The Tribe… The village…
If you are a woman, I know you have heard these terms. There has been talk about how we need to bring back the village. Apparently, the village has died. Which sucks because as it turns out women need other women, and mothers need other mothers. We need, in our very immediate circles, people who we know have not just our backs but the the backs of our children.
But more than that, the truth is that we need people outside of our circles to be willing to help, too. Because many hands make light work, especially when talking about children.
There was once a time when children could roam the town, discover nature’s delights, go down to the river (so to speak) and be totally fine. Parents used to set boundary rules (“stay in the neighborhood,” “don’t leave our street”) and let their kids live. Of course, some kids fell victim to tragedy but many didn’t.
How? The village.
People helped out, people stepped in. People weren’t afraid of hurting each other’s feelings by parenting someone else’s kid in their absence.

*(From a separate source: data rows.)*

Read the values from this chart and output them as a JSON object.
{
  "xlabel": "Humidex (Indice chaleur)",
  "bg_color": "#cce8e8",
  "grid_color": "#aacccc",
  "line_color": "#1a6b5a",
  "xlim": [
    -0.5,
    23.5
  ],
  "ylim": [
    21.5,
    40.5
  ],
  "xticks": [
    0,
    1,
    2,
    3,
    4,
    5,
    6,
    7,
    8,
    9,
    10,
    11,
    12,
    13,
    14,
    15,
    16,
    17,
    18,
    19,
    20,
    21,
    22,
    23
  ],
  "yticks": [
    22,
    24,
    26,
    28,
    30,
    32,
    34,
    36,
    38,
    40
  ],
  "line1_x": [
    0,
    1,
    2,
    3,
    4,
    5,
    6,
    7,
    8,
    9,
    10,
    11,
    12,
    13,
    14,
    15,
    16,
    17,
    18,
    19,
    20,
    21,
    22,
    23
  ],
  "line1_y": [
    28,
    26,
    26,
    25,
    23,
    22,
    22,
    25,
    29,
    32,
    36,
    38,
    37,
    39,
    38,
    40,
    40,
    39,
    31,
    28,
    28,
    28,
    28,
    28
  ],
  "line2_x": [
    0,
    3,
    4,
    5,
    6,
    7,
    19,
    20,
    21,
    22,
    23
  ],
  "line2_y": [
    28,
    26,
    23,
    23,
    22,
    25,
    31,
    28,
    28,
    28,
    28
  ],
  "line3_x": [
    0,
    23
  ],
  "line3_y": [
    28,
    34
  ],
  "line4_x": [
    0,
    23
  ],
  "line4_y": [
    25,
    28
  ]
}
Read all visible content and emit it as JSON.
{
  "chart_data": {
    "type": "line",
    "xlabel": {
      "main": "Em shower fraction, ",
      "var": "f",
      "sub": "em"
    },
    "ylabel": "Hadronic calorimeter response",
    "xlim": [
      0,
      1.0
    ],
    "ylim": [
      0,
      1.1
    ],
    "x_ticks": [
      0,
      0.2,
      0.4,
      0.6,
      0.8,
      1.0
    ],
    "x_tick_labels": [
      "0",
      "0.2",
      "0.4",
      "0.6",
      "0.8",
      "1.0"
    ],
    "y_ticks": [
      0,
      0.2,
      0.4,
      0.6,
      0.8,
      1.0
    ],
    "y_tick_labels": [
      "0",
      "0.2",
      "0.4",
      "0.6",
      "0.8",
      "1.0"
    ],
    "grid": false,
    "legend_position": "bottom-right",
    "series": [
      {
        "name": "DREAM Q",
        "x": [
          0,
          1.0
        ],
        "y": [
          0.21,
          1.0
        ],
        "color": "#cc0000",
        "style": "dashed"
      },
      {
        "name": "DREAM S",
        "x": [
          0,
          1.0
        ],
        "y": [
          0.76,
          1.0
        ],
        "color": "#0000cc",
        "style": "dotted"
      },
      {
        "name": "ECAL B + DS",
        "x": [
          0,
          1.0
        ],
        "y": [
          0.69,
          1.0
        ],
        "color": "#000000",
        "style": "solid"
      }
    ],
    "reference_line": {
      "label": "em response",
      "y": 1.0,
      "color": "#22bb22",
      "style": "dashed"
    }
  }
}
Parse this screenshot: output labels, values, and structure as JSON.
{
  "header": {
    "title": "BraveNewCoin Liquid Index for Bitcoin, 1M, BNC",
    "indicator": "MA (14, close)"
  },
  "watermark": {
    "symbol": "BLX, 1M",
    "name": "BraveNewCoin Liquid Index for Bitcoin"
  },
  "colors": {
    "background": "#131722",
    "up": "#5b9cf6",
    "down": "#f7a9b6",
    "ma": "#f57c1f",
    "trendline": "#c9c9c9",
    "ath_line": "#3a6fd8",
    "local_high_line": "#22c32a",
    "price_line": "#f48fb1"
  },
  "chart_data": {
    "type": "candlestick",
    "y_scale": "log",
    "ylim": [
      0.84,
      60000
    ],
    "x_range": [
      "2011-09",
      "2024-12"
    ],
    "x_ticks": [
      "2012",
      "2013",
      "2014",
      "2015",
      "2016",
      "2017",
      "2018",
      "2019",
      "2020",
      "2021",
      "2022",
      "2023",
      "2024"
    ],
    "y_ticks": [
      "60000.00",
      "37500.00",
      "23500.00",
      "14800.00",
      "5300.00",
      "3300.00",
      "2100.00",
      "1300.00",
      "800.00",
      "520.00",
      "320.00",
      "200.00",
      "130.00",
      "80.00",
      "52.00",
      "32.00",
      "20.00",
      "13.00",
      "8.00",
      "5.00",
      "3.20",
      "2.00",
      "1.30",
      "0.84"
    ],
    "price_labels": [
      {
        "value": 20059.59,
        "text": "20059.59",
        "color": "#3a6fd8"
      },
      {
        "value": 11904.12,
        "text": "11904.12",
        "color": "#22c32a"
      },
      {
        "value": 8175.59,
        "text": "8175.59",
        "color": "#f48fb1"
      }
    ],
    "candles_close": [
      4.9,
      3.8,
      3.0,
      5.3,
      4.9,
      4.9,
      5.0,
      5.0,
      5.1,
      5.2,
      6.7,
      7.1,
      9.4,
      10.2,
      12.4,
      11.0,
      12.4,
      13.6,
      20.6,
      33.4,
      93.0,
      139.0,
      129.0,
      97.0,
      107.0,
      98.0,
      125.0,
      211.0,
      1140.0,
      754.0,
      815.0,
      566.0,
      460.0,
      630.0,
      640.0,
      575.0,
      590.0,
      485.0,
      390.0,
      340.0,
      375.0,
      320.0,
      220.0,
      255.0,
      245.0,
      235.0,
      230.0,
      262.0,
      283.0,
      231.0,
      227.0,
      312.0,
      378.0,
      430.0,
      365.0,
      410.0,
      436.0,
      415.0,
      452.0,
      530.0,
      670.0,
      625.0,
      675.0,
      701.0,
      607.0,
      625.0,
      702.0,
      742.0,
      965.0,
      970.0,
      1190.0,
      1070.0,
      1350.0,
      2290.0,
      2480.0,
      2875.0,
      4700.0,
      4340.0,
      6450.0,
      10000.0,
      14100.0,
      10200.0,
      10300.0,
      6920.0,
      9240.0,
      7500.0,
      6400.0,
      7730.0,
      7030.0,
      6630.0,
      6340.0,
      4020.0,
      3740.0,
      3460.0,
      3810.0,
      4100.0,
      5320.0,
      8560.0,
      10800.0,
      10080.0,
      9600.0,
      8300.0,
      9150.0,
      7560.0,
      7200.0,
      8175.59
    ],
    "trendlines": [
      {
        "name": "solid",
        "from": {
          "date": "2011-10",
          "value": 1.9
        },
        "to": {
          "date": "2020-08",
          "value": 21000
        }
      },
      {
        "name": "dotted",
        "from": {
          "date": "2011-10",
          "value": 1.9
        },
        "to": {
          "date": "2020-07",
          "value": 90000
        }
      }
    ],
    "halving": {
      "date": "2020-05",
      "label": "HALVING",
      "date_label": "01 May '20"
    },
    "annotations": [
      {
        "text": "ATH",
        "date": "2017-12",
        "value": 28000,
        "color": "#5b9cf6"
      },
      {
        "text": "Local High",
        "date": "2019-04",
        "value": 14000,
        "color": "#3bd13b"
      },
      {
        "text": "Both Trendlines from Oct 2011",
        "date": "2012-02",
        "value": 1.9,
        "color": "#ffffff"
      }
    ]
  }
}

Studies have shown that while neighborhoods have gotten safer, parents have become more fearful of letting their children just be kids. Rather than leaning in to the statistics though, we have decided to build our walls higher. Both physically and emotionally. That’s definitely me.
I can hardly let my kids play outside in our fenced in back yard without imagining awful scenarios. I marvel at my neighbors who are able to set those boundary rules and not fall over from anxiety. And I know those parents exist, cause while I sit bench-side at the park or basketball courts eyes locked on my kids just waiting for the next injury… their kids are there too, sans adult. And doing just fine I might add.
There are times though. Certain situations call for an adults eyes and ears and since I am there anyway, I step in if warranted (which is seriously so rare).
Why? Because the village.
I believe that the village worked because people weren’t so offended by others parenting their children. They welcomed it, they insisted on it. Parents worried less because they knew other adults had their eyes open.
Something happened when we started hiding behind our cell phones. While the world suddenly became accessible to us via the internet, our real life communities inevitably grew smaller. We stopped being village members and started being lone wolfs.
Enter the: “stop judging other moms” trope. Also the “we don’t want your unsolicited advice” shtick.
This might be an unpopular opinion… but I call bullshit.
If we want the village back, we have to be okay with hearing the opinions of others. We have to stop thinking that anyone who offers advice is inherently against us. Seriously… what the hell kind of sense does that make? When someone reaches out and gives their advice why is our instinct to get annoyed?
In the tribe, when one woman sees another struggle with her newborn she doesn’t just swallow her words and mind her own business. She takes the baby and says “here, try it this way.” She doesn’t leave the new mother to figure it out on her own.
Women aren’t supposed to be doing womanhood alone.
Mothers aren’t supposed to mother alone.
I believe that. So I give unsolicited advice. If you are my friend you know this to be true. I will blatantly tell you what I have tried, what has or hasn’t worked for me, and sometimes even what I think your planned actions will yield you. Not because I think I’m right, but because I give a shit. Because I care about you, and because I believe I am part of your village. I want you to succeed. I want you to feel less stressed and more confident, so I share what works for me, not because I think it will work for you, but in hopes that it can.
If you want a village, you can’t keep ignoring the wisdom of other women. You can’t keep thinking your mom, sister, friend with (more) kids/experience just doesn’t get it or is out to get you.
But most importantly… you can not keep swallowing your own wisdom just because you’re scared of coming across as “judgmental.”
We are so scared to hurt other people’s feelings that sometimes we keep our mouths shut on really important topics. We want to come across as nice, but we forget that nice isn’t always kind.
So tell your friend about pace feeding, tell your cousin their child’s chest clip is too low, tell your brother to turn his babies car seat back around. Tell your neighbor their kid was being mean at the park. Step IN when you see a child doing something they really shouldn’t be. Yes, even if their parent is right there.
Give the advice. Open up your can of wisdom. Because without it, we all struggle, some of us make big mistakes, and it’s not always necessary.
What is necessary is community, trust, and true friendship. And it has become so clear to me that if you want that… if you want the village, you’ll have to open your ears, heart, and mouth.
If you are desperate to find your village… You’ll have to start being a village member.